Ainda falta imaginar a
promiscuidade entre o tenente, seus subordinados e os assassinos do morro da
Mineira: o desacato à autoridade é crime sujeito a pena de morte e a tortura de
inocentes é objeto de cumplicidade entre traficantes e militares? Claro, os traficantes
serão mortos logo pelo trabalho sujo do Bope. Se outros cidadãos morrerem por
acidente, azar; são as vicissitudes da vida na favela.
Quando membros
corruptos da PM carioca mataram a esmo 30 cidadãos em Queimados, houve um
pequeno protesto em Nova Iguaçu. Cem pessoas nas ruas, familiares dos mortos,
nada mais. Nenhum grupo pela paz foi até lá. Nenhuma Viva Rio reuniu gente de
branco a marchar em Ipanema. Ninguém gritou ―basta!‖ na zona sul. Não é a mesma
cidade, o mesmo país. Não nos identificamos com os absurdos que acontecem com
eles.
Não haverá um freio
espontâneo para a escalada da truculência da Polícia e do tráfico, nem para o
franco conluio entre ambos (e, agora, membros do Exército) que vítima,
sobretudo, cidadãos inocentes. Não haverá solução enquanto a outra parte da
sociedade, a chamada zona sul — do Rio, de São Paulo, de Brasília e do resto do
país —, não se posicionar radicalmente contra essa espécie de política de
extermínio não oficial, mas consentida, a que assistimos incrédulos, dos negros
pobres do Rio.
Maria Rita Kehl,
psicanalista e ensaísta, autora do livro Sobre Ética e Psicanálise (Cia.
das Letras, 2002). Folha de S. Paulo, 22/6/2008.
Com base na leitura,
responda às seguintes questões:
01.
Qual o tema abordado no texto?
02.
Qual o ponto de vista defendido pela autora?
03.
Ao defender seu ponto de vista sobre o tema abordado, que recursos
(informações, fatos, opiniões, argumentos) foram utilizados pela autora?
Relacione-os.
04.
Que proposta de intervenção a autora elaborou para o problema abordado no texto?
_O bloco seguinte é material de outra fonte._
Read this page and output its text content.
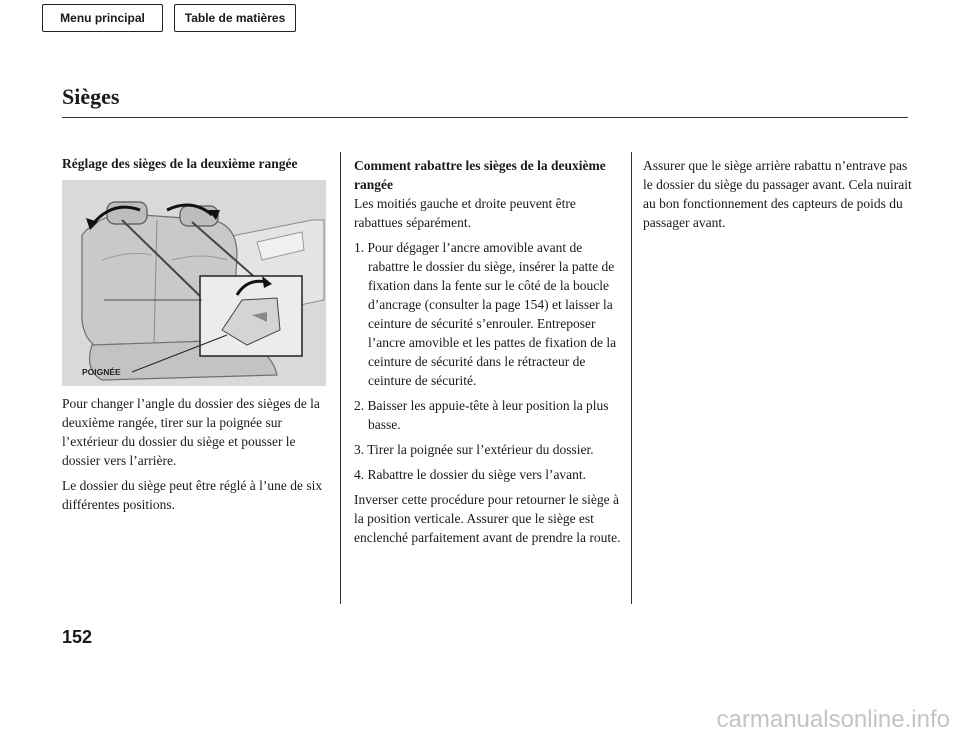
Menu principal	Table de matières
Sièges
Réglage des sièges de la deuxième rangée
POIGNÉE

Pour changer l’angle du dossier des sièges de la deuxième rangée, tirer sur la poignée sur l’extérieur du dossier du siège et pousser le dossier vers l’arrière.

Le dossier du siège peut être réglé à l’une de six différentes positions.

Comment rabattre les sièges de la deuxième rangée

Les moitiés gauche et droite peuvent être rabattues séparément.

1. Pour dégager l’ancre amovible avant de rabattre le dossier du siège, insérer la patte de fixation dans la fente sur le côté de la boucle d’ancrage (consulter la page 154) et laisser la ceinture de sécurité s’enrouler. Entreposer l’ancre amovible et les pattes de fixation de la ceinture de sécurité dans le rétracteur de ceinture de sécurité.
2. Baisser les appuie-tête à leur position la plus basse.
3. Tirer la poignée sur l’extérieur du dossier.
4. Rabattre le dossier du siège vers l’avant.

Inverser cette procédure pour retourner le siège à la position verticale. Assurer que le siège est enclenché parfaitement avant de prendre la route.

Assurer que le siège arrière rabattu n’entrave pas le dossier du siège du passager avant. Cela nuirait au bon fonctionnement des capteurs de poids du passager avant.

152
carmanualsonline.info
05. A seguir, elaboramos o título e o parágrafo
introdutório (tese) de um texto dissertativo. Você deverá desenvolvê-lo e
concluí-lo. Apresentamos também sugestões de desenvolvimento e
conclusão. Fique à vontade para aproveitar ou não as ideias sugeridas. O
importante é que você utilize argumentos que sustentem a tese proposta, além de
uma conclusão apropriada.
Polícia: proteção ou ameaça?
O segredo da autoridade não é a força, e sim o
prestígio moral, afirmou Alceu de Amoroso Lima. Contrariando essa assertiva,
policiais brasileiros têm protagonizado uma sucessão de episódios que vão desde
crimes diversos até chacinas, revelando um total despreparo psicológico e
social.
Sugestões de desenvolvimento:
Abuso de autoridade.
Participação em crime organizado (sequestros,
tráfico de drogas).
Torturas, maus-tratos, humilhação – métodos de
investigação.
Corrupção (subornos).
Despreparo psicológico, baixos salários, pouco
ou nenhum treinamento.
Reflexo da sociedade descontrolada.
Impunidade (polícia julga polícia),
corporativismo.
Perda da credibilidade.
População
duvida da integridade da polícia.
Sugestões de conclusão:
Prestígio moral – como readquiri-lo?
Treinamento,
fiscalização, punição efetiva dos policiais criminosos.